Abstract

Civilian and military aircraft face significant threats from passive missiles, such as short-range or within-visualrange air-to-air missiles (SRAAMs or WVRAAMs) and manportable air defense systems (MANPADS), which do not emit radio frequencies (RF) and thus evade detection by an aircraft's Radar Warning Receiver (RWR). In this paper, we present a deep learning-based passive missile detection algorithm utilizing simulated Solar Blind Ultraviolet (SBUV) signatures of missiles, which offer inherent advantages over infrared (IR) signatures. The proposed algorithm employs the YOLOv5 (you only look once) framework of Convolutional Neural Networks (CNNs) and moving object tracking to detect and classify the simulated passive missile UV signatures from a sequence of images.
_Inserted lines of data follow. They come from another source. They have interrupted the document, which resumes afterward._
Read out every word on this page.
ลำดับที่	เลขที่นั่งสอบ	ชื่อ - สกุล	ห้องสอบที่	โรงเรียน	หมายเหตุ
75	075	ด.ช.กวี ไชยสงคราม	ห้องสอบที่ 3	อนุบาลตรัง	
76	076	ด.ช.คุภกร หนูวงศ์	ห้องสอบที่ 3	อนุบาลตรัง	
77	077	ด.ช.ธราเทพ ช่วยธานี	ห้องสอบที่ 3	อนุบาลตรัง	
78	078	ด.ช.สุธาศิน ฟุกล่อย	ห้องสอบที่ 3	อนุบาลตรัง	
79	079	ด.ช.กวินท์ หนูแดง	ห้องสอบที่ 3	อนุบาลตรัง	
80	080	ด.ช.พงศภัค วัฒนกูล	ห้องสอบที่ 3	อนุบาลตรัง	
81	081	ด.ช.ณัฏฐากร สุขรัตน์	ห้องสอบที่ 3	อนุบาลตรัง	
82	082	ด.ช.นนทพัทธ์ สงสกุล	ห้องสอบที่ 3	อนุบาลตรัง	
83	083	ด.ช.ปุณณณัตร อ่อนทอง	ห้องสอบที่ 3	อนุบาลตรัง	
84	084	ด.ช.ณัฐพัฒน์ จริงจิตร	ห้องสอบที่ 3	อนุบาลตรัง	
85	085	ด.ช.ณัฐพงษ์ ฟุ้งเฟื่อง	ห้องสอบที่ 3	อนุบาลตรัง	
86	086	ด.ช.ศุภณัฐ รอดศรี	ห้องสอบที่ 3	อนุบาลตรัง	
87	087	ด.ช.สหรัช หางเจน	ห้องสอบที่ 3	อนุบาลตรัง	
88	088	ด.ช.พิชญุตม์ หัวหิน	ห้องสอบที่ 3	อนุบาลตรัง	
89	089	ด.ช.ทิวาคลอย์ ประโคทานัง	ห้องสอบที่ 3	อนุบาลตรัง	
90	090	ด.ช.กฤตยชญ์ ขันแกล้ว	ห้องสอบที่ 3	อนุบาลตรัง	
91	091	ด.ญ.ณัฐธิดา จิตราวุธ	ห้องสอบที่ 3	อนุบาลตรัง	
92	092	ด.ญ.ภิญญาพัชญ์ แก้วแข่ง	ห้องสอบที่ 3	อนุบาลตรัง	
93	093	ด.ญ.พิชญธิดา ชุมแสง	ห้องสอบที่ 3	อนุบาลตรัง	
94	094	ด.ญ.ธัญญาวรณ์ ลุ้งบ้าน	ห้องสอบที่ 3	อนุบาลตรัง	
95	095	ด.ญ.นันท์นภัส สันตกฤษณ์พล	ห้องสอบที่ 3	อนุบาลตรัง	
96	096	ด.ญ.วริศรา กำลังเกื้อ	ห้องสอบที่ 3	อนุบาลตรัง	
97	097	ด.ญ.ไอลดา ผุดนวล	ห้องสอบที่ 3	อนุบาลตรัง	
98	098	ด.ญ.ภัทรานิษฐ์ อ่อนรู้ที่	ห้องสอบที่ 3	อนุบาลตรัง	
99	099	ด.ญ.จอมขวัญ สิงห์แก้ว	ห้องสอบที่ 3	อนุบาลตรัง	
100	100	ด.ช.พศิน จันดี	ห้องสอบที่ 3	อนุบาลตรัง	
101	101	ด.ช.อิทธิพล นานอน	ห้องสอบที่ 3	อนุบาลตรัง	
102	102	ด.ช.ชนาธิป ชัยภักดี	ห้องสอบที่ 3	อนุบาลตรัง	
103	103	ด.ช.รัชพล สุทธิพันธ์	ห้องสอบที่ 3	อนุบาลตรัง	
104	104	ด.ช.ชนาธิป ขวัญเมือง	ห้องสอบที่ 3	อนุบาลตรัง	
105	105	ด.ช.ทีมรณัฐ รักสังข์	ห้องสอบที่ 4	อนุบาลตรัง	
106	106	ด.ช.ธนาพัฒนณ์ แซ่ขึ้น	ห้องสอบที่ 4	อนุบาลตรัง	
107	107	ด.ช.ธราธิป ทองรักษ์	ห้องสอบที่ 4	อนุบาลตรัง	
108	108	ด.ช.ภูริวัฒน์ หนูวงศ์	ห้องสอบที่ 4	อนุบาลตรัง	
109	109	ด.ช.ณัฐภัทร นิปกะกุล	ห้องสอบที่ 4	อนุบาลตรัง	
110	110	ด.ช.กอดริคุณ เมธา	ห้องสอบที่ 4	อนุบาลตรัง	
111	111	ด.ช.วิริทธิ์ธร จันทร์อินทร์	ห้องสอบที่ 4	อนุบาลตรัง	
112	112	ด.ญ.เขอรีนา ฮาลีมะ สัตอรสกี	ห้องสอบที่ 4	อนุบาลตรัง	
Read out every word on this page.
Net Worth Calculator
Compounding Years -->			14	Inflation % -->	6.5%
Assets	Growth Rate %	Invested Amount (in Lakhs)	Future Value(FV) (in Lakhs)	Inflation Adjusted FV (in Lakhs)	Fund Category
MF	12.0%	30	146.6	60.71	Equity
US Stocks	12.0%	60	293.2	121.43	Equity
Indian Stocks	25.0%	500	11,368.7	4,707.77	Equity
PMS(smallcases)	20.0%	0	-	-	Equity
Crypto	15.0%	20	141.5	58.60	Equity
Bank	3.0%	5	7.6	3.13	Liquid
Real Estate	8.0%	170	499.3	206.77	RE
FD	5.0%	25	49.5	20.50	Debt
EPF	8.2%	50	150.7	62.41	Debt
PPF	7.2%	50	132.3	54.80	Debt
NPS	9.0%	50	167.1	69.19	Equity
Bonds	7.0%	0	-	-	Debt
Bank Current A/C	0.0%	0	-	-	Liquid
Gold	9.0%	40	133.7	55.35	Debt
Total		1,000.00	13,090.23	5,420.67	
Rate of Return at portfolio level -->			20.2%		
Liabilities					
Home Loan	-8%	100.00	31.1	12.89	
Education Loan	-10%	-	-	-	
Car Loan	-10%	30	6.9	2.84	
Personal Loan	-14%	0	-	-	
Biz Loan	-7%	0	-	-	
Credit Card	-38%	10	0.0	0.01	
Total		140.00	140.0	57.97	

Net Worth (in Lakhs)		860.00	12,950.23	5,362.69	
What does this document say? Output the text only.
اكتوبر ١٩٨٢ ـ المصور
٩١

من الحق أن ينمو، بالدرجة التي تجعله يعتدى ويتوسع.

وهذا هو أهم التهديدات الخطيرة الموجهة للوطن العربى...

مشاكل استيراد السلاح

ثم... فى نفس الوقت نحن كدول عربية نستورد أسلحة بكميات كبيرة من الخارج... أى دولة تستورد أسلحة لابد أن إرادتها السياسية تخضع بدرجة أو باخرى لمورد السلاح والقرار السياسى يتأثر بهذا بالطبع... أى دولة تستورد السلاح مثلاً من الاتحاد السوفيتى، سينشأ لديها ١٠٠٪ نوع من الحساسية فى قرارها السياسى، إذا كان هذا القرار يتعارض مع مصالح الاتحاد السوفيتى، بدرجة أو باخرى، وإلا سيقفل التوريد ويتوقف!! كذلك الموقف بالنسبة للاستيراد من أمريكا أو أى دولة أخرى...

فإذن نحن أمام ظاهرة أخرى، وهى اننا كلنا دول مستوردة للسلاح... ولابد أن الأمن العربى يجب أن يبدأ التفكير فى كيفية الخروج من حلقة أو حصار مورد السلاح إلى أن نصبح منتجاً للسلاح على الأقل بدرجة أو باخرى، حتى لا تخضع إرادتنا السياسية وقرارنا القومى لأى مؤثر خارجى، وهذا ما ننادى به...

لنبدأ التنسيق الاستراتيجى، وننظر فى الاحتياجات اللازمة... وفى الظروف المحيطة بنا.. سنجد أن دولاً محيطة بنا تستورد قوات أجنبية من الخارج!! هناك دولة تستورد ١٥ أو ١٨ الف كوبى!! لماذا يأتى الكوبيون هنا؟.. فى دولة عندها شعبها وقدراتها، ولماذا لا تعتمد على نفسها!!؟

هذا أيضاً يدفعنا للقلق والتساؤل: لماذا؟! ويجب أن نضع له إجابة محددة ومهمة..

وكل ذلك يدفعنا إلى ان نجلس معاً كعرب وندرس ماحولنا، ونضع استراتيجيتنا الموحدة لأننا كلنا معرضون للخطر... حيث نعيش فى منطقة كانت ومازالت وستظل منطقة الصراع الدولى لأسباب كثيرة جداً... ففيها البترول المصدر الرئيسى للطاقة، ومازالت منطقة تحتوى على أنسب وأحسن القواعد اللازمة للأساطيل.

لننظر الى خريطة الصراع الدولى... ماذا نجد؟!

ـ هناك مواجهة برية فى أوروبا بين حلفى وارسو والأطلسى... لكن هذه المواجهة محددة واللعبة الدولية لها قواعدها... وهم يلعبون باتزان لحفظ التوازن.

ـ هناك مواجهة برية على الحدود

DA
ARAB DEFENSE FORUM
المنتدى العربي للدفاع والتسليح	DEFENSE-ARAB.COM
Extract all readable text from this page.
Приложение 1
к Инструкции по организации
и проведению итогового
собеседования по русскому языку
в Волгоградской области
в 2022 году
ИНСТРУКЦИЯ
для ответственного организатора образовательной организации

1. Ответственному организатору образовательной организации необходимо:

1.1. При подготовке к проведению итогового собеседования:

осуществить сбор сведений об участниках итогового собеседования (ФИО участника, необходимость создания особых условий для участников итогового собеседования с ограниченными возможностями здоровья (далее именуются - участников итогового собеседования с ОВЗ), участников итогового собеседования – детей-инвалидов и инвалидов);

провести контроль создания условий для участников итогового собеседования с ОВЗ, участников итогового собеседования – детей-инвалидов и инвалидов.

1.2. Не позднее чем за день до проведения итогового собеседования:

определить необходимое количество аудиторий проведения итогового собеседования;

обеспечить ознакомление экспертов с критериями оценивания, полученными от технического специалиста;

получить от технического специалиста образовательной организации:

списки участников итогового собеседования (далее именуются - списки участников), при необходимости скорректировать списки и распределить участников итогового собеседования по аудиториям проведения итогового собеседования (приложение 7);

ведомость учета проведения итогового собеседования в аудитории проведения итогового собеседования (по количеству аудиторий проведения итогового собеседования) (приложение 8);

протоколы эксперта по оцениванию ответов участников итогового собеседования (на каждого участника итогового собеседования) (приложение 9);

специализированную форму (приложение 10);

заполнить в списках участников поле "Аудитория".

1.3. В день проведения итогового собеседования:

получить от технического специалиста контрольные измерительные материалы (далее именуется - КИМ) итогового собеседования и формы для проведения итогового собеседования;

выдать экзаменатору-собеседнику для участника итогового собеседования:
Data synthesis techniques, using 3D missile and aircraft combat scenario simulations in the SBUV spectrum, are applied to overcome the challenge of limited training data. Our findings demonstrate that the proposed algorithm effectively detects the simulated passive missile UV signatures, de-cluttering them from the background and classifying detected missiles as threatening or approaching threats. Consequently, this deep learning-based approach provides a promising approach for improving the detection and direction assessment of passive missile threats, ultimately enhancing aircraft safety and security.